Phillips also recommends discussing testing with your family, not just in case there are secrets, but because so much of our DNA is shared. Ancestry results, she notes, should be treated with caution. “The tests are not standardised, so you can get contradictory results from different companies. Even the largest databases don’t have large samples from all populations, and indigenous peoples and other minorities are often under-represented.”

In most cases, she says, companies aren’t making a profit from the sale of the test kits themselves but by accumulating large databases that can be used in commercial partnerships. AncestryDNA recently teamed up with Spotify to create curated playlists inspired by a person’s ancestral origins, while 23andMe is collaborating with Airbnb to provide genetically tailored travel experiences. The latter has partnered with at least 15 pharmaceutical companies; last year GlaxoSmithKline announced it was investing $US300 million into 23andMe to use aggregate customer data for drug research.

Read the fine print before ordering a genetic test online, advises Phillips. Her book Buying your Self on the Internet: Wrap Contracts and Personal Genomics has just been published by Edinburgh University Press. It looks at the rise of the genetic-testing industry, and the legal and ethical issues involved. She’d like to see specific regulation of the industry and far more transparency in DNA-testing contracts and privacy policies, particularly over consent for data to be used for research or shared with third parties, such as drug companies and law-enforcement agencies.

“First rule of data: once you hand it over, you lose control of it,” University of California law professor Elizabeth Joh warned recently on Twitter. “You have no idea how the terms of service will change for your ‘recreational’ DNA.”

Read more: How the use of DNA in criminal investigations could violate your human rights

David Lomas of the TV show Lost and Found breaks some bad news to a woman whose search for her biological father led her to Minneapolis.

The debate over whether the true essence of who we are is shaped by nature or nurture tipped to the biological camp this year with the publication of US psychologist Robert Plomin’s book Blueprint. Known in academic circles for his longitudinal studies of twins and adopted children, he says the latest science shows genetics heavily influences everything from personality and verbal ability to traits such as kindness and grit.

However Professor Quentin Atkinson, an evolutionary anthropologist at Auckland University, says the human species can create strong kinship connections even where there is no genetic link.

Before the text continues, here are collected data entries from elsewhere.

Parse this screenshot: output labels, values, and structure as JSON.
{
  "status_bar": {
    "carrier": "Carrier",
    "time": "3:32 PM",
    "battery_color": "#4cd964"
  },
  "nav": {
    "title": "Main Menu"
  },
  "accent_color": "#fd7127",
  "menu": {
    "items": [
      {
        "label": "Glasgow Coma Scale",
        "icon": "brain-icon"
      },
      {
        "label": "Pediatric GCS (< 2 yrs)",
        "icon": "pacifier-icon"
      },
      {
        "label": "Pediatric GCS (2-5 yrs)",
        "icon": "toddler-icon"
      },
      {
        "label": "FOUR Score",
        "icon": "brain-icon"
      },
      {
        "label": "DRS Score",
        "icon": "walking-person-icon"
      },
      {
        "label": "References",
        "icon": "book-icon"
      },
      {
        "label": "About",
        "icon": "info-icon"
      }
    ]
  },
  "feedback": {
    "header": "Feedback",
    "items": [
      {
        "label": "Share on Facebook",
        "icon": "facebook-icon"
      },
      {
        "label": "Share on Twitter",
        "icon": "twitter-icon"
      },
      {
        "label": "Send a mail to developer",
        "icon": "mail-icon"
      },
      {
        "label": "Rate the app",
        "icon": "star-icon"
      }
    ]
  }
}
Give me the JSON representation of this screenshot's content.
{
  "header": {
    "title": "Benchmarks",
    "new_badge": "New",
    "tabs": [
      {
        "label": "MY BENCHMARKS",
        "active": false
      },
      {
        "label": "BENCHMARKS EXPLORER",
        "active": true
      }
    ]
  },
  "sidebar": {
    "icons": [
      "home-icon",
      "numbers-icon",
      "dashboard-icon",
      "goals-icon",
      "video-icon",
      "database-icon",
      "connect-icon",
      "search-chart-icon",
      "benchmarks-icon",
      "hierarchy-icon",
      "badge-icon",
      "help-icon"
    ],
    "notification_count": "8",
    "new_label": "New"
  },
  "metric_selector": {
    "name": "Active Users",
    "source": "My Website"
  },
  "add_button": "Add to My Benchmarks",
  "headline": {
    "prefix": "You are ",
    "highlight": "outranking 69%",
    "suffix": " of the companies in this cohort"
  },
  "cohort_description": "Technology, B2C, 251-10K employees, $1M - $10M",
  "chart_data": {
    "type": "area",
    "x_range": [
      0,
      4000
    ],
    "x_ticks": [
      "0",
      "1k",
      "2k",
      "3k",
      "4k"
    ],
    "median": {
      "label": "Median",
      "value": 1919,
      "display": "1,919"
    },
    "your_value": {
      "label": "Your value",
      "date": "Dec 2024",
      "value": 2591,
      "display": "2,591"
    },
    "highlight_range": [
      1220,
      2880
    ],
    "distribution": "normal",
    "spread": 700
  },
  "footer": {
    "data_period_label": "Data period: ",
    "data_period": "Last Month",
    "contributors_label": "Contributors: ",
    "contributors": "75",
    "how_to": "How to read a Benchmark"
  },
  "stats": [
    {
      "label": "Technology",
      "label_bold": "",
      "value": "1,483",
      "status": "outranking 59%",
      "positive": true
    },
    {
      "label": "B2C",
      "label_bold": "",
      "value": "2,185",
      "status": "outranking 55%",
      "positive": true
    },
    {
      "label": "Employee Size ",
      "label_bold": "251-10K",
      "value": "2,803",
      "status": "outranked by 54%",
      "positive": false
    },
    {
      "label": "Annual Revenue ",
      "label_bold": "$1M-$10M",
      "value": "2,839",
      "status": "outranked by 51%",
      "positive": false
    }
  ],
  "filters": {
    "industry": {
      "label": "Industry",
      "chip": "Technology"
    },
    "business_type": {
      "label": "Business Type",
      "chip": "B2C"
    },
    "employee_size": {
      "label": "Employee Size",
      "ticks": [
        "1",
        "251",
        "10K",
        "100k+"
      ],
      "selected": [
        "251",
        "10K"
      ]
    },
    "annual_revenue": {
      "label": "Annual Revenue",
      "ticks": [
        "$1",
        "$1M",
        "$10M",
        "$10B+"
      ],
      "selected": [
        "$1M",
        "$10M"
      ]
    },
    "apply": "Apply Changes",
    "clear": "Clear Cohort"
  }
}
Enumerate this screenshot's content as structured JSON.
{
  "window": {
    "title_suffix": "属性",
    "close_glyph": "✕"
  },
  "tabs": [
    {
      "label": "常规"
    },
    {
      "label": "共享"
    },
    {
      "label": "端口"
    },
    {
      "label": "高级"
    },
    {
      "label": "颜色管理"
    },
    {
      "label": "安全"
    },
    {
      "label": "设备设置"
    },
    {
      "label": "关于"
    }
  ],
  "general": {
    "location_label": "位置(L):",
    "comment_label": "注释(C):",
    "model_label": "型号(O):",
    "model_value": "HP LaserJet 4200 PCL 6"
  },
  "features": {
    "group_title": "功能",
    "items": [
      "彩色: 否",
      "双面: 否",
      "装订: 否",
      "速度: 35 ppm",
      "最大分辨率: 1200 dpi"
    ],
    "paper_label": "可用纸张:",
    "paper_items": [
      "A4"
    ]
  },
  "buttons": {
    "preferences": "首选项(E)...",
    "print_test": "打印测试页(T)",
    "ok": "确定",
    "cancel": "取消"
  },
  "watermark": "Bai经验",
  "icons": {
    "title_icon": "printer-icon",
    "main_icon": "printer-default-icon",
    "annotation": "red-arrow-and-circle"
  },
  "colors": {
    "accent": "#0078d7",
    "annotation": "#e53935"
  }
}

“There’s not a kind of magic dust that gets sprinkled over parent and offspring so they fall in love with one another. There are actual psychological mechanisms involved that create real bonds between a parent and child, and which can still work when there’s no genetic link,” he says. “A blood tie is less important than whether people feel they’re part of the family, or feel a connection with a father figure, whether biological or not. It can be just as meaningful.”

Read more: How much do genes determine identity?

Jenny Rhodes won’t be changing her father’s name on her birth certificate. There’s a difference between shared genes and a shared heart, she says. And although things would be simpler if she hadn’t taken the DNA test, “I’m glad I did, because it affects life going forward from here. It affects my kids, it affects my grandchildren. Medical stuff is important and I don’t have the answers for half of my family.

“But Lou wasn’t a father to me. He didn’t have anything to do with bringing me up, with nurturing me. He didn’t contribute anything but sperm. That’s what I have to remind myself.”